Je remerciais et il me vint une pensée : face à la douleur, respirer. Je ne savais pas me rendre plus léger, et la pensée de respirer fut teintée d’un espoir de soulagement par la respiration et l’idée un peu folle qu’en respirant je deviendrais peut être plus léger… Vous l’imaginez surement, je ne devins pas plus léger en respirant plus amplement. Cependant, en me calant sur la rythmique d’une respiration régulière (quatre secondes d’inspiration puis quatre secondes expiration), je pouvais avancer et focaliser mon attention sur le temps et la respiration. Chaque seconde représentait un nouveau pas. Mes pas devinrent plus petits, plus réguliers, et la pensée changea.

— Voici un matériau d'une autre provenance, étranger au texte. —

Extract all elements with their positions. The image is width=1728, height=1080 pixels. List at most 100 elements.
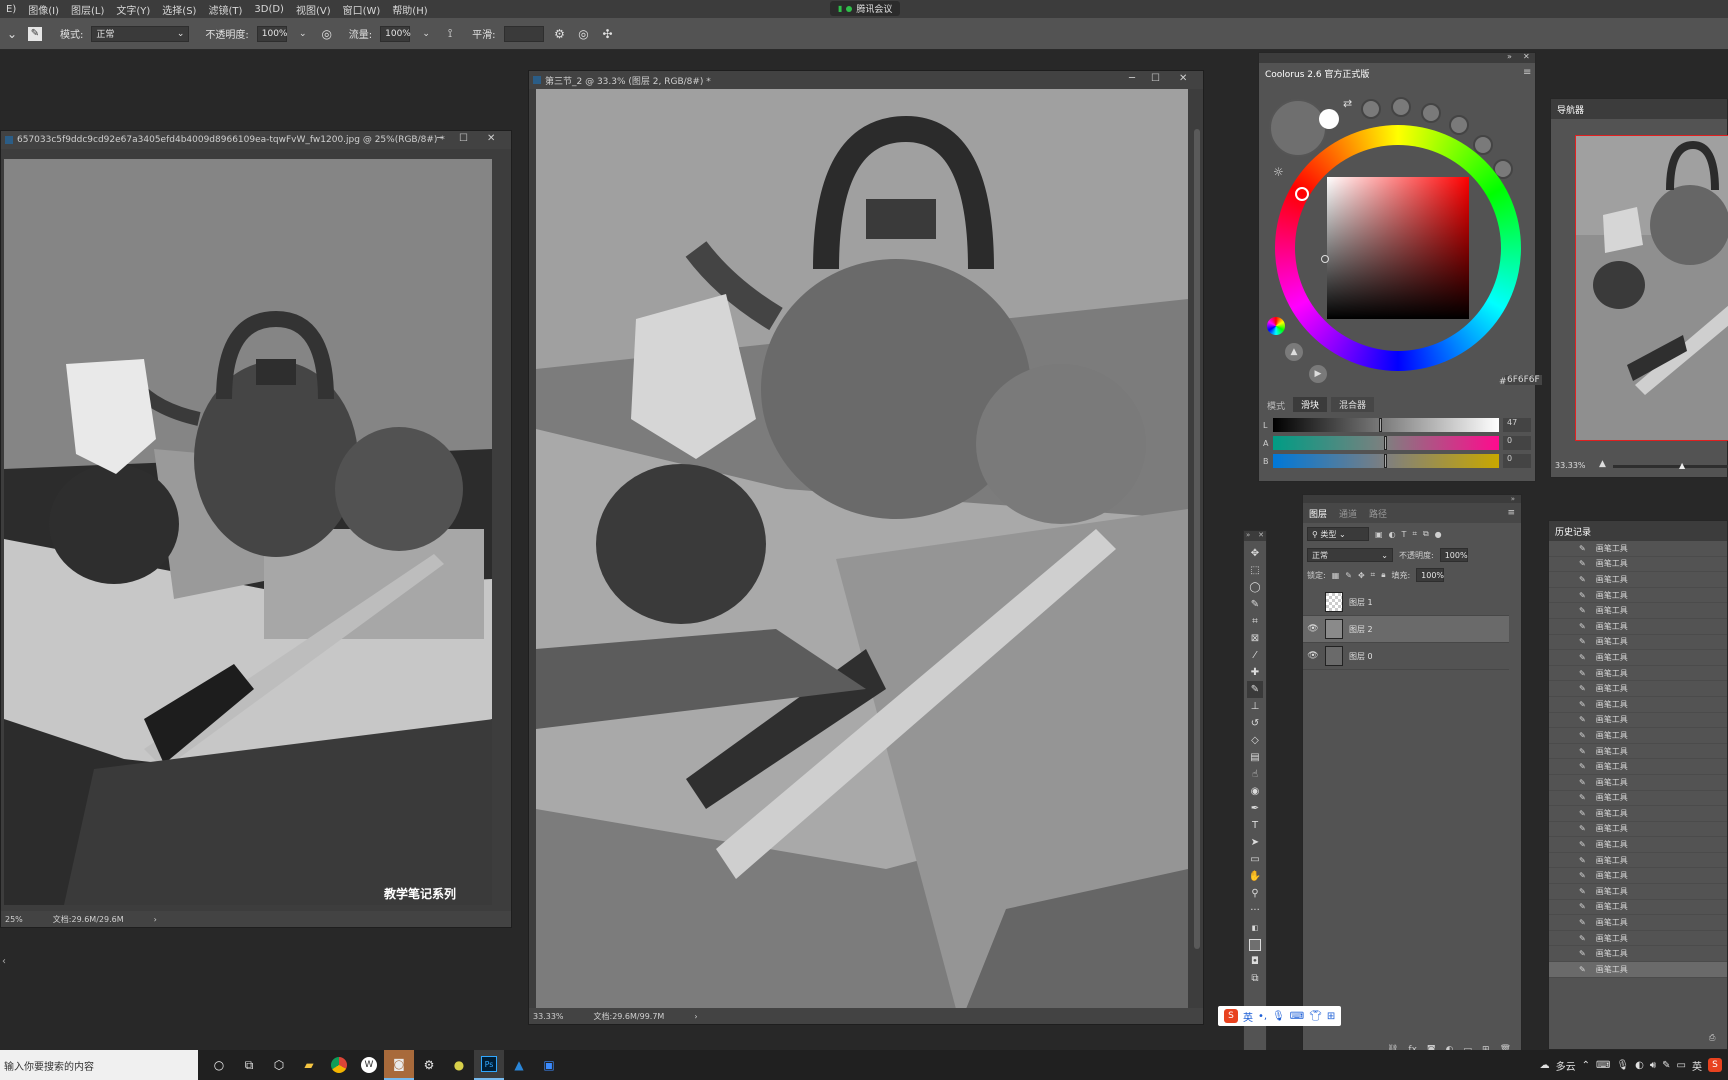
frame-tool-icon[interactable]: ⊠ [1247,630,1263,647]
lock-position-icon[interactable]: ✥ [1358,571,1365,580]
close-icon[interactable]: ✕ [1179,73,1187,84]
smooth-field[interactable] [503,25,544,42]
pen-tool-icon[interactable]: ✒ [1247,800,1263,817]
filter-smart-icon[interactable]: ⧉ [1423,529,1429,539]
navigator-zoom[interactable]: 33.33% [1555,461,1586,470]
reference-canvas[interactable]: 教学笔记系列 [4,159,492,905]
history-item[interactable]: ✎ 画笔工具 [1549,603,1727,619]
hand-tool-icon[interactable]: ✋ [1247,868,1263,885]
coolorus-title[interactable]: Coolorus 2.6 官方正式版 [1265,67,1369,80]
layer-name[interactable]: 图层 1 [1349,597,1373,608]
history-item[interactable]: ✎ 画笔工具 [1549,931,1727,947]
dial-icon[interactable] [1391,97,1411,117]
history-item[interactable]: ✎ 画笔工具 [1549,853,1727,869]
brush-settings-icon[interactable]: ✎ [28,26,42,41]
punctuation-icon[interactable]: •, [1258,1011,1267,1022]
path-select-tool-icon[interactable]: ➤ [1247,834,1263,851]
tab-sliders[interactable]: 滑块 [1293,397,1328,412]
history-item[interactable]: ✎ 画笔工具 [1549,635,1727,651]
brightness-icon[interactable]: ☼ [1273,165,1284,179]
menu-edit[interactable]: E) [0,4,22,15]
menu-help[interactable]: 帮助(H) [386,2,433,17]
collapse-arrow-icon[interactable]: ‹ [2,956,6,967]
filter-type-icon[interactable]: T [1402,530,1407,539]
type-tool-icon[interactable]: T [1247,817,1263,834]
tab-paths[interactable]: 路径 [1369,507,1387,520]
app-3d-icon[interactable]: ⬡ [264,1050,294,1080]
brush-preset-icon[interactable]: ⌄ [4,26,20,42]
network-icon[interactable]: ▭ [1677,1060,1686,1071]
menu-image[interactable]: 图像(I) [22,2,65,17]
pen-tray-icon[interactable]: ✎ [1662,1060,1670,1071]
menu-layer[interactable]: 图层(L) [65,2,110,17]
slider-handle-icon[interactable] [1384,436,1387,450]
main-canvas[interactable] [536,89,1188,1009]
volume-icon[interactable]: 🔊︎ [1650,1060,1656,1071]
layer-opacity-field[interactable]: 100% [1439,548,1468,562]
tab-mixer[interactable]: 混合器 [1331,397,1375,412]
menu-filter[interactable]: 滤镜(T) [202,2,248,17]
dodge-tool-icon[interactable]: ◉ [1247,783,1263,800]
ime-tray-icon[interactable]: ⌨ [1596,1060,1610,1071]
photos-app-icon[interactable]: ▲ [504,1050,534,1080]
vertical-scrollbar[interactable] [1192,89,1202,1009]
pressure-opacity-icon[interactable]: ◎ [319,26,335,42]
gradient-tool-icon[interactable]: ▤ [1247,749,1263,766]
clone-stamp-tool-icon[interactable]: ⊥ [1247,698,1263,715]
history-item[interactable]: ✎ 画笔工具 [1549,868,1727,885]
menu-select[interactable]: 选择(S) [156,2,202,17]
history-item[interactable]: ✎ 画笔工具 [1549,744,1727,760]
history-item[interactable]: ✎ 画笔工具 [1549,822,1727,838]
history-item[interactable]: ✎ 画笔工具 [1549,650,1727,666]
reset-colors-icon[interactable]: ◧ [1247,919,1263,936]
close-icon[interactable]: ✕ [487,133,495,144]
history-item[interactable]: ✎ 画笔工具 [1549,962,1727,978]
sogou-logo-icon[interactable]: S [1224,1009,1238,1023]
reference-document-title-bar[interactable]: 657033c5f9ddc9cd92e67a3405efd4b4009d8966… [1,131,511,149]
hue-marker-icon[interactable] [1295,187,1309,201]
history-item[interactable]: ✎ 画笔工具 [1549,681,1727,697]
layer-name[interactable]: 图层 0 [1349,651,1373,662]
minimize-icon[interactable]: ─ [437,133,443,144]
close-icon[interactable]: ✕ [1258,531,1264,541]
hex-value[interactable]: 6F6F6F [1505,375,1542,385]
history-item[interactable]: ✎ 画笔工具 [1549,775,1727,791]
sogou-tray-icon[interactable]: S [1708,1058,1722,1072]
menu-3d[interactable]: 3D(D) [248,4,290,15]
chevron-down-icon[interactable]: ⌄ [418,26,434,42]
reference-zoom[interactable]: 25% [5,915,23,924]
healing-brush-tool-icon[interactable]: ✚ [1247,664,1263,681]
slider-value[interactable]: 0 [1503,436,1531,450]
history-item[interactable]: ✎ 画笔工具 [1549,713,1727,729]
tab-layers[interactable]: 图层 [1309,507,1327,520]
chevron-up-icon[interactable]: ⌃ [1582,1060,1590,1071]
color-picker-marker-icon[interactable] [1321,255,1329,263]
color-swatches-icon[interactable] [1247,936,1263,953]
move-tool-icon[interactable]: ✥ [1247,545,1263,562]
history-item[interactable]: ✎ 画笔工具 [1549,884,1727,900]
lasso-tool-icon[interactable]: ◯ [1247,579,1263,596]
more-tools-icon[interactable]: ··· [1247,902,1263,919]
zoom-out-icon[interactable]: ▲ [1599,459,1606,469]
chevron-right-icon[interactable]: › [694,1012,697,1021]
collapse-icon[interactable]: » [1246,531,1250,541]
airbrush-icon[interactable]: ⟟ [442,26,458,42]
flow-field[interactable]: 100% [380,25,411,42]
history-item[interactable]: ✎ 画笔工具 [1549,759,1727,775]
quick-select-tool-icon[interactable]: ✎ [1247,596,1263,613]
history-item[interactable]: ✎ 画笔工具 [1549,791,1727,807]
tencent-meeting-icon[interactable]: ▣ [534,1050,564,1080]
history-item[interactable]: ✎ 画笔工具 [1549,946,1727,963]
history-item[interactable]: ✎ 画笔工具 [1549,557,1727,573]
main-zoom[interactable]: 33.33% [533,1012,564,1021]
history-item[interactable]: ✎ 画笔工具 [1549,728,1727,744]
layer-row[interactable]: 👁︎ 图层 2 [1303,616,1509,643]
history-item[interactable]: ✎ 画笔工具 [1549,541,1727,557]
tab-channels[interactable]: 通道 [1339,507,1357,520]
ime-language[interactable]: 英 [1243,1009,1253,1024]
layer-row[interactable]: 👁︎ 图层 0 [1303,643,1509,670]
filter-adjust-icon[interactable]: ◐ [1389,530,1396,539]
triangle-mode-icon[interactable]: ▲ [1285,343,1303,361]
menu-type[interactable]: 文字(Y) [110,2,156,17]
maximize-icon[interactable]: ☐ [1151,73,1160,84]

Elle restait focalisée sur la douleur sous les pieds à chaque pas, mais aussi sur le décompte de la respiration. Cette pensée « partagée » entre les pieds et la tête sembla atténuer très sensiblement la douleur vive.

Je continuais de marcher de l’avant. Je me sentais aussi en compassion avec les êtres qui éprouvent des douleurs. Avec l’énergie de la douleur.

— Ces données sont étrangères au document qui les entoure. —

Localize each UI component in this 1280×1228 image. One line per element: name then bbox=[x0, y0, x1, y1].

Je compris littéralement une perception corporelle du temps. Où rien ne comptait à part le temps, et la douleur qui revenait à chaque seconde, et à chaque pas.


Faire corps avec la douleur. Lui laisser l’espace. Cela me rappela cette expérience où j’avais marché pieds nus dans la neige. Une expérience brûlante de douleur. La brûlure de la neige.

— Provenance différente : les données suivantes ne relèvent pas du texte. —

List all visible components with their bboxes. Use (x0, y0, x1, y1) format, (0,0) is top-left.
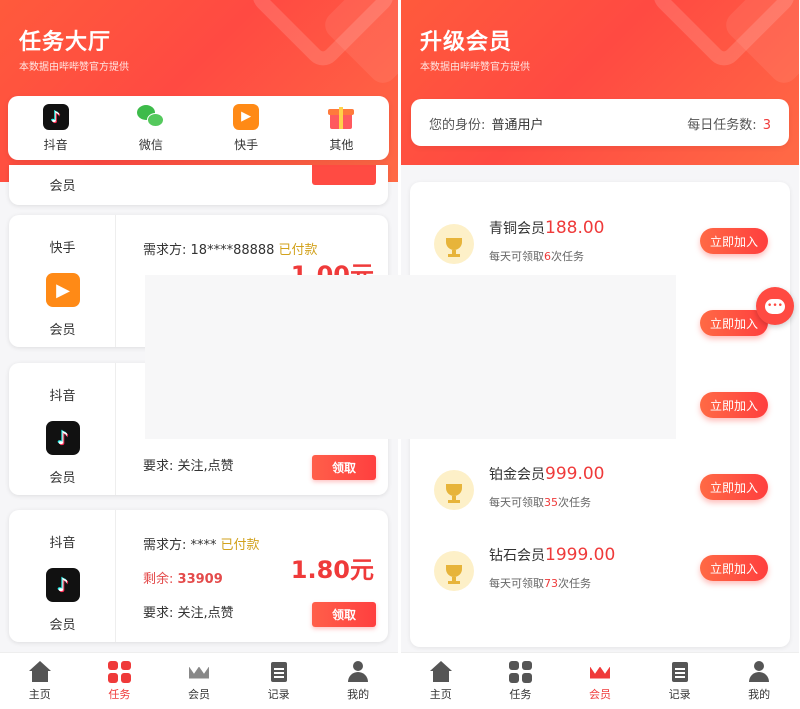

Lors de la marche pied nu sur la terre, il y a cette possibilité de suspendre la marche. De suspendre la douleur. De suspendre le temps. Lorsque je m’arrêtais de marcher un court instant, j’arrêtais de compter les secondes et je contemplais le paysage. Je le savourais. Je savourais tellement le paysage et la pause permettant de limiter un peu la douleur ininterrompue.


C’étaient les seuls moments où je levais le regard du sol. Je pouvais voir ce paysage, l’accueillir, l’absorber. M’en régaler quelques secondes, les pieds douloureux. Je ne trouvais pas le paysage beau. Je ne le voyais pas vraiment. Je l’absorbais.


Posé sur un bout de terre à nue, ou sur une roche lisse, j’absorbais le paysage. Il correspondait à moins de douleur. Il correspondait à une pause courte, où le temps semblait ne plus compter. Le paysage extérieur recevait un écho intérieur de douceur. Une ouverture intérieure de douceur. De moins de douleur. Je ne pourrais pas décrire le paysage que j’ai vu. Car il était uniquement pure douceur. Soulagement temporaire.

C’est quelque chose que de se reposer dans un paysage.

S’abandonner un court instant.

Accueillir le paysage au point d’en oublier la douleur.

Accueillir le paysage au point d’en oublier le temps.

Accueillir le paysage au point d’en oublier l’espace qui l’entoure.

Accueillir le paysage au point de s’oublier soi même.

Quand cet intermède est un espace silencieux et doux.

On ne peut que plonger. Laisser l’âme se déposer en plume légère. Être la plume et l’espace doux qui l’accueille.


Puis la marche reprenait. Le paysage disparaissait, il ne restait plus que les pieds, le temps rythmé, la respiration. Je n’étais plus une histoire, un quelqu’un. J’étais une marche rythmée et douloureuse.


Lorsque plus tard je remis les chaussures, elles me semblèrent si merveilleuses, si douces, que mon pas devint léger. Je ne crois pas avoir autant senti la douceur d’une chaussure. Quelle merveilleuse invention. Quelle joie d’avoir des chaussures aux pieds.